Ходатайством особого рода является литургическая жертва. «Если преступные деяния не лишены прощения и после смерти, то и священное приношение спасительной Жертвы помогает душам после смерти, так что и сами души усопших иногда жаждут этого». Литургия и богословие Церкви давно выражали веру и учение, согласно которым Евхаристия является жертвой тела и крови Христовых. Но в ходе вышеупомянутых изысканий о чистилище Григорий сформулировал жертвоприносительный смысл Евхаристии с новой определенностью и более детально: «Мы должны приносить Богу… ежедневные жертвы нашими слезами, ежедневные приношения Его плоти и крови… Ибо кто среди верующих усомнится, что в самый момент жертвоприношения в ответ на голос священника открываются небеса и хоры ангелов присутствуют при этом таинстве Иисуса Христа?» И, наоборот, в вопросе о природе евхаристического присутствия Григорий гораздо менее конкретен и повторяет августиновские формулы, которые отличаются неясностью. Он говорит о «Его теле и крови в нашем таинстве» языком, который, казалось бы, учит реальному присутствию, но не более того. Только в IX веке учение о реальном присутствии стало предметом спора; в то же время благодаря, по крайней мере частично, Григорию учение о литургической жертве вполне утвердилось. Поэтому, когда о первом учении зашел спор, второе стало предпосылкой этой дискуссии, и богословы обсуждали присутствие в таинстве именно тех тела и крови, которые, по общему согласию, при его совершении приносились в жертву.

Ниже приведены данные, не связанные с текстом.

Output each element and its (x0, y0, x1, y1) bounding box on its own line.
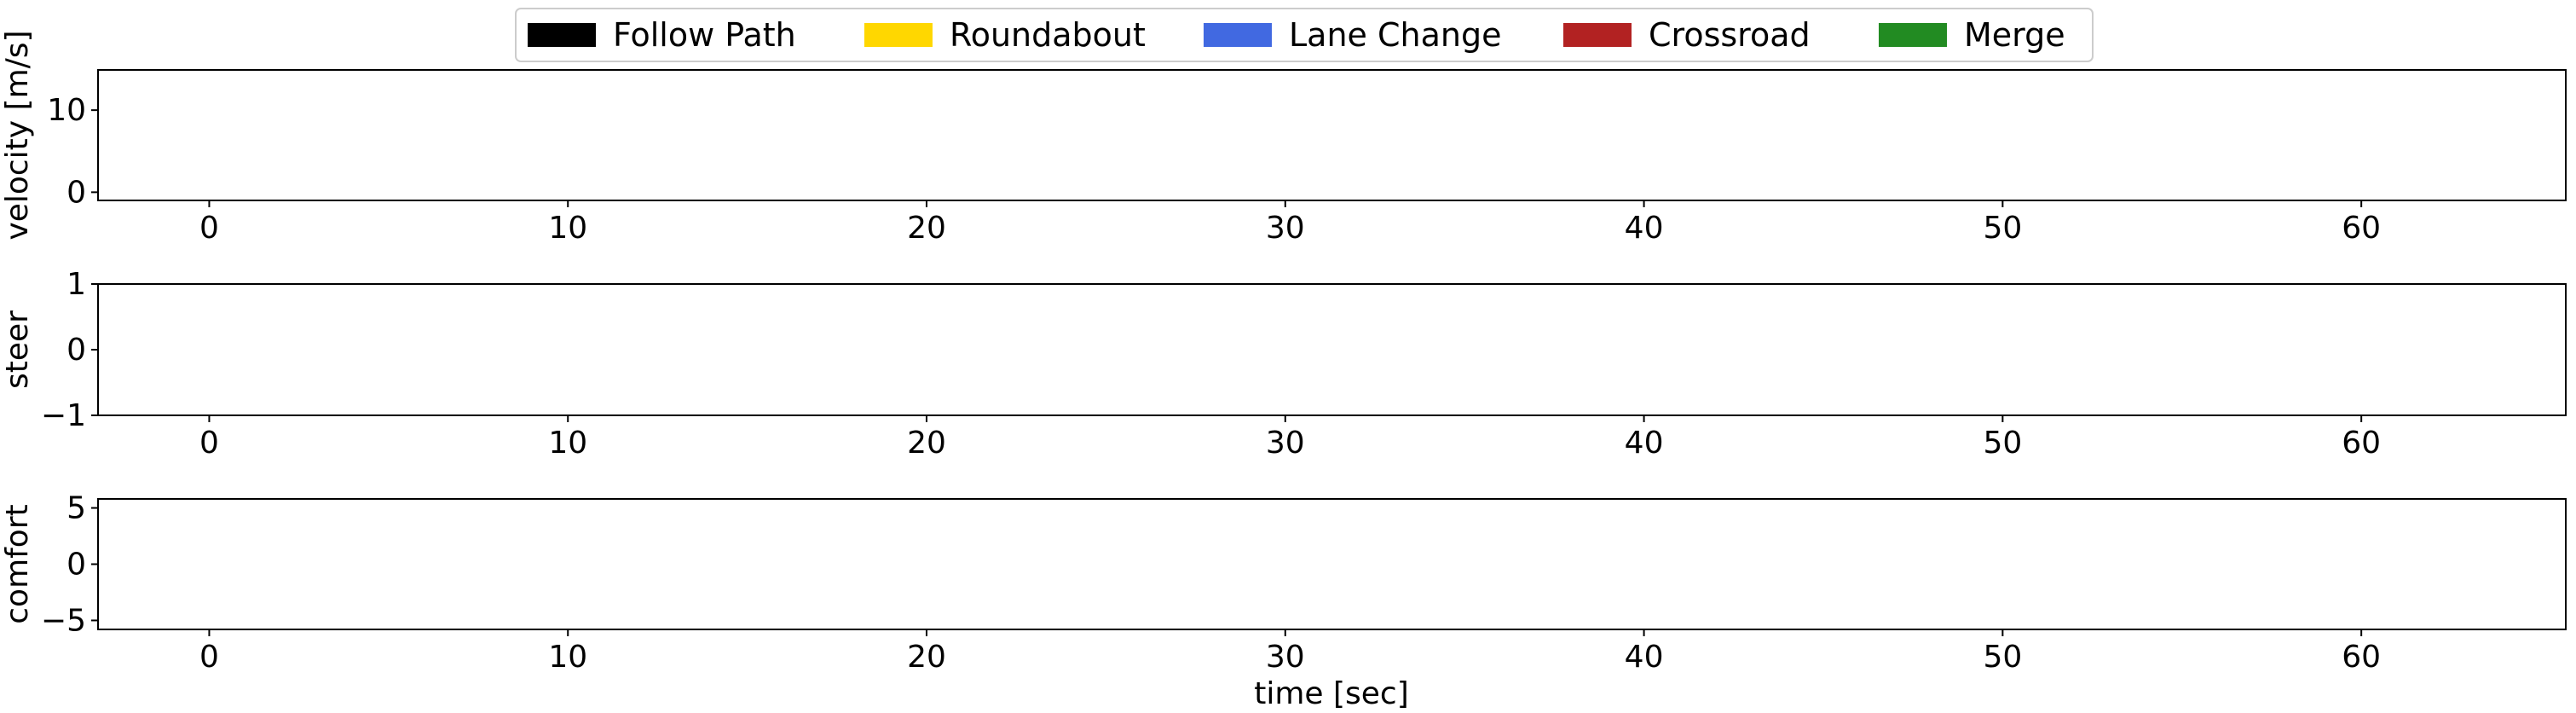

Между богословием греческих отцов и его реинтерпретацией, предпринятой Августином, с одной стороны, и августинианским традиционализмом, который привел к схоластике, с другой, имела место доктринальная консолидация, которая произошла в латинской церкви в VI веке. В течение тысячи лет после Григория главной установкой, лежащей в основе почти всех вероучительных трактатов и библейских комментариев западных богословов, являлся учительный авторитет Римского епископа. Пределы этого авторитета нередко становились предметом спора, а конкретные решения ставились под сомнение, но все были обязаны проявлять свою лояльность папе. Во всем христианском мире православное вероучение подразумевало всецелое принятие догматов, о которых мы говорили в этой книге, но на кафолическом Западе оно означало нечто большее — или, возможно, меньшее: послушание Святому Престолу. Даже решения Вселенских соборов должны были утверждаться Римом, и в конечном счете дело кодификации догматов с самого начала стало приписываться Римской власти. Проспер Аквитанский, касаясь конфликтов но поводу учения о благодатн после Августина, таким образом выразил консенсус православного кафоличестна в латинской церкви: «Для исповедания веры в учение о благодати Божией… мы считаем вполне достаточным то, чему писания апостольского престола… учат нас. Все, что противоречит этим положениям, мы никак не можем считать соответствующим кафолической вере». Средневековая мысль приняла это нормативное определение; она вновь изучила августиновские формулировки апостольского учения; она заново открыла рассуждения Боэция о философии Аристотеля; и таким образом она дала новую интерпретацию григорианскому консенсусу относительно православного кафолического учения. Об этом пойдет речь в третьем томе «Христианской традиции», который носит название «Развитие средневекового богословия».